For the return to Lafayette, my broken valise was discarded and replaced with a sort of duffel bag-looking thing, but with a solid baseplate and inline skate wheels. A duffeloid.
I had picked up the following in order of importance to me:
- office chair
- pillow
- washcloths
- winter hat
- new, lighter alarm clock
- new jacket
- misc video cables
I know what you’re thinking. How do I get an office chair onto a train? Obviously I disassemble it. I managed to get it so that the largest piece is the pentagonal wheel base and the shaft. I couldn’t figure out how to decompose it anymore than that. Of the three boxes in our garage, the largest (24x18x16) could accommodate all the chair pieces but the shaft. Solution?
John and Matt offered to help me get my stuff to Union Station. We took the Metra down, box and duffeloid in hand. The Metra was a little late. It was scheduled to get to Ogilvie at 5:23 and the Amtrak left at 5:45, so the five minute delay had me worrying more and more as I sat on the Metra surrounded by nightlife-seeking twenty-somethings and with the duffeloid crushing my femurs.

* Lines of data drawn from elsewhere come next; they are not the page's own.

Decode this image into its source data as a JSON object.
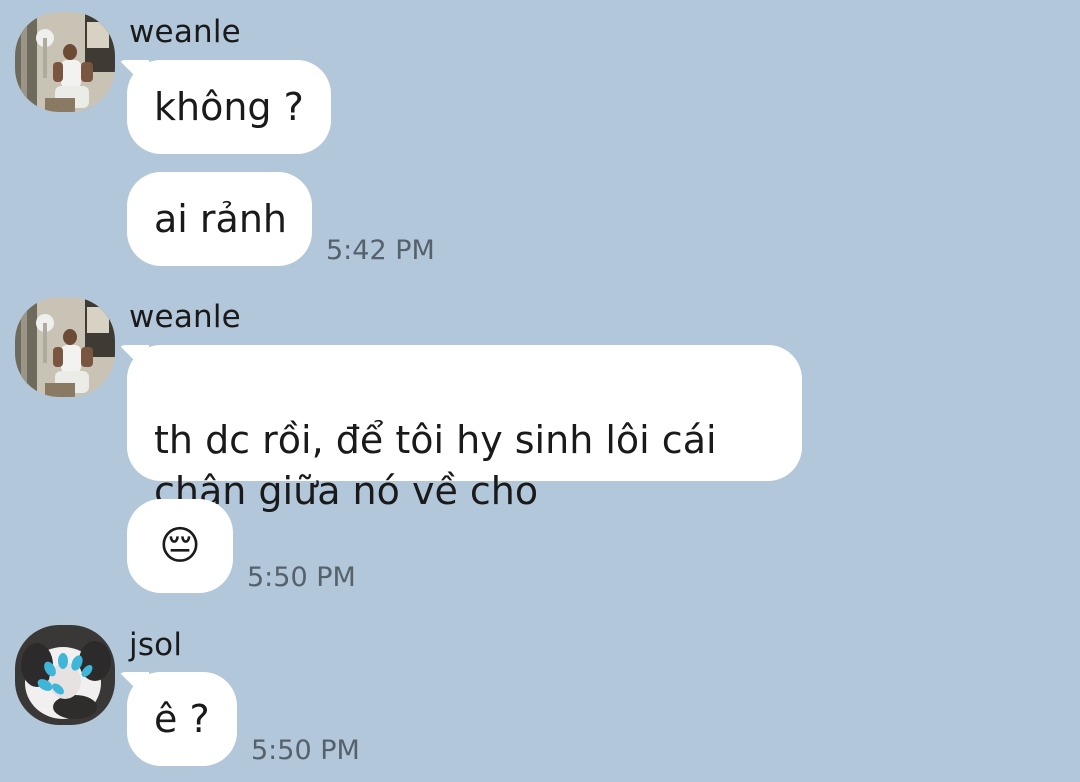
{
  "messages": {
    "g1": {
      "sender": "weanle",
      "bubbles": [
        "không ?",
        "ai rảnh"
      ],
      "time": "5:42 PM"
    },
    "g2": {
      "sender": "weanle",
      "bubbles": [
        "th dc rồi, để tôi hy sinh lôi cái\nchân giữa nó về cho",
        "😔"
      ],
      "time": "5:50 PM"
    },
    "g3": {
      "sender": "jsol",
      "bubbles": [
        "ê ?"
      ],
      "time": "5:50 PM"
    }
  },
  "colors": {
    "background": "#b2c7da",
    "bubble": "#ffffff",
    "timestamp": "#55616b"
  }
}
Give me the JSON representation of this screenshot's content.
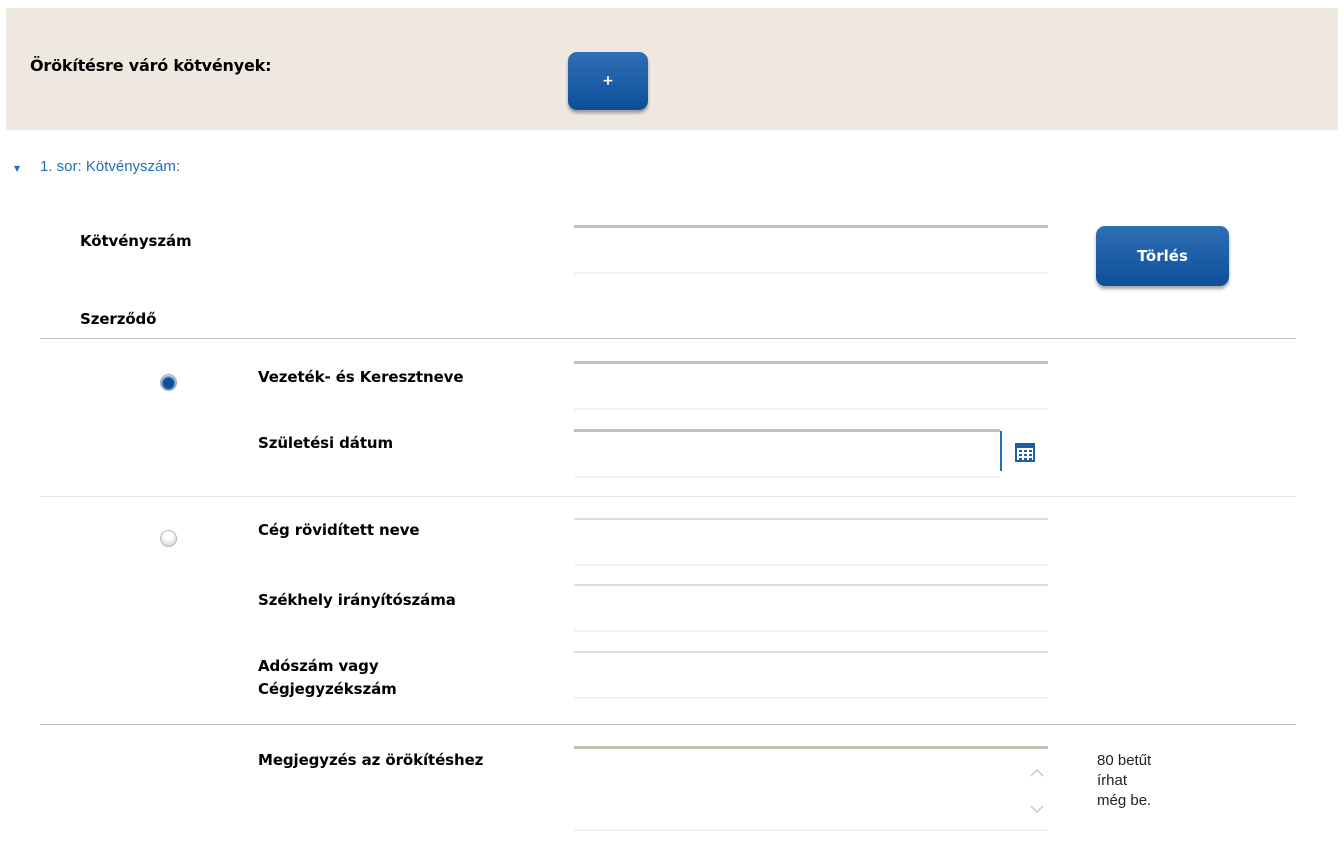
{
  "header": {
    "title": "Örökítésre váró kötvények:",
    "add_button": "+"
  },
  "row": {
    "caret": "▼",
    "link": "1. sor: Kötvényszám:"
  },
  "policy": {
    "label": "Kötvényszám",
    "value": "",
    "delete_button": "Törlés"
  },
  "contract": {
    "label": "Szerződő"
  },
  "person": {
    "selected": true,
    "name_label": "Vezeték- és Keresztneve",
    "name_value": "",
    "birth_label": "Születési dátum",
    "birth_value": ""
  },
  "company": {
    "selected": false,
    "name_label": "Cég rövidített neve",
    "zip_label": "Székhely irányítószáma",
    "tax_label_line1": "Adószám vagy",
    "tax_label_line2": "Cégjegyzékszám"
  },
  "note": {
    "label": "Megjegyzés az örökítéshez",
    "value": "",
    "counter_line1": "80 betűt",
    "counter_line2": "írhat",
    "counter_line3": "még be."
  }
}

Then, at Irving Park, we started moving but stopped because, according to the loudspeaker, some guy was on the tracks. That’s just my luck. Whenever I need to get somewhere on time, people try to kill themselves to stop me. The Metra ended up late by ten minutes cumulatively. John, Matt and I were the first ones waiting in the vestibule platform of the train, ready to bolt out with my duffel and a box.
And bolt we did. We were hustling down Canal Street. When we arrived at the threshold, it was deserted and there was a strap across the door. Apparently, 5:45 is not when they start boarding, it’s when they depart. As soon as they saw me with a duffeloid and a box, they summoned a “red cap”. A guy in a red cap driving one of those white luggage train screeched to a halt in front of me. A blue cap grabbed my box from John and dropped in on the back of the cargo space. I hurried to the small seats on the front, shoving my duffeloid into the seat next to me. I released my hand from the handle to wave to John and Matt one last time. I was jolted as the redcap driver floored it onto the platform, weaving between columns and around platform attendants with more maneuverability than I expected out of a little luggage cart. I felt like I was in a Jason Statham movie.
I nabbed the last empty seat on the train. I would have tipped that redcap if I could’ve.
Unlike October’s train full of sleepy, texting 20-year-olds, this one was full of grandparents with Southern accents and sweatpants talking extra loud into their phones. (There was one octogenarian who was texting on his LG enV but he was pressing the buttons really loud.)
For the two miles back to Harrison, I looped the handle of the duffeloid into my belt, heaved the box onto my shoulders and started to shuffle back.
I have the same exact bag, and I never knew what to call it. You should copyright that.
So you made it the whole 2 miles walking? That’s pretty impressive… and it probably looked humiliating at the same time, hehe
Actually, a senior named Daniel standing downtown helped me out for the last 1.25 miles.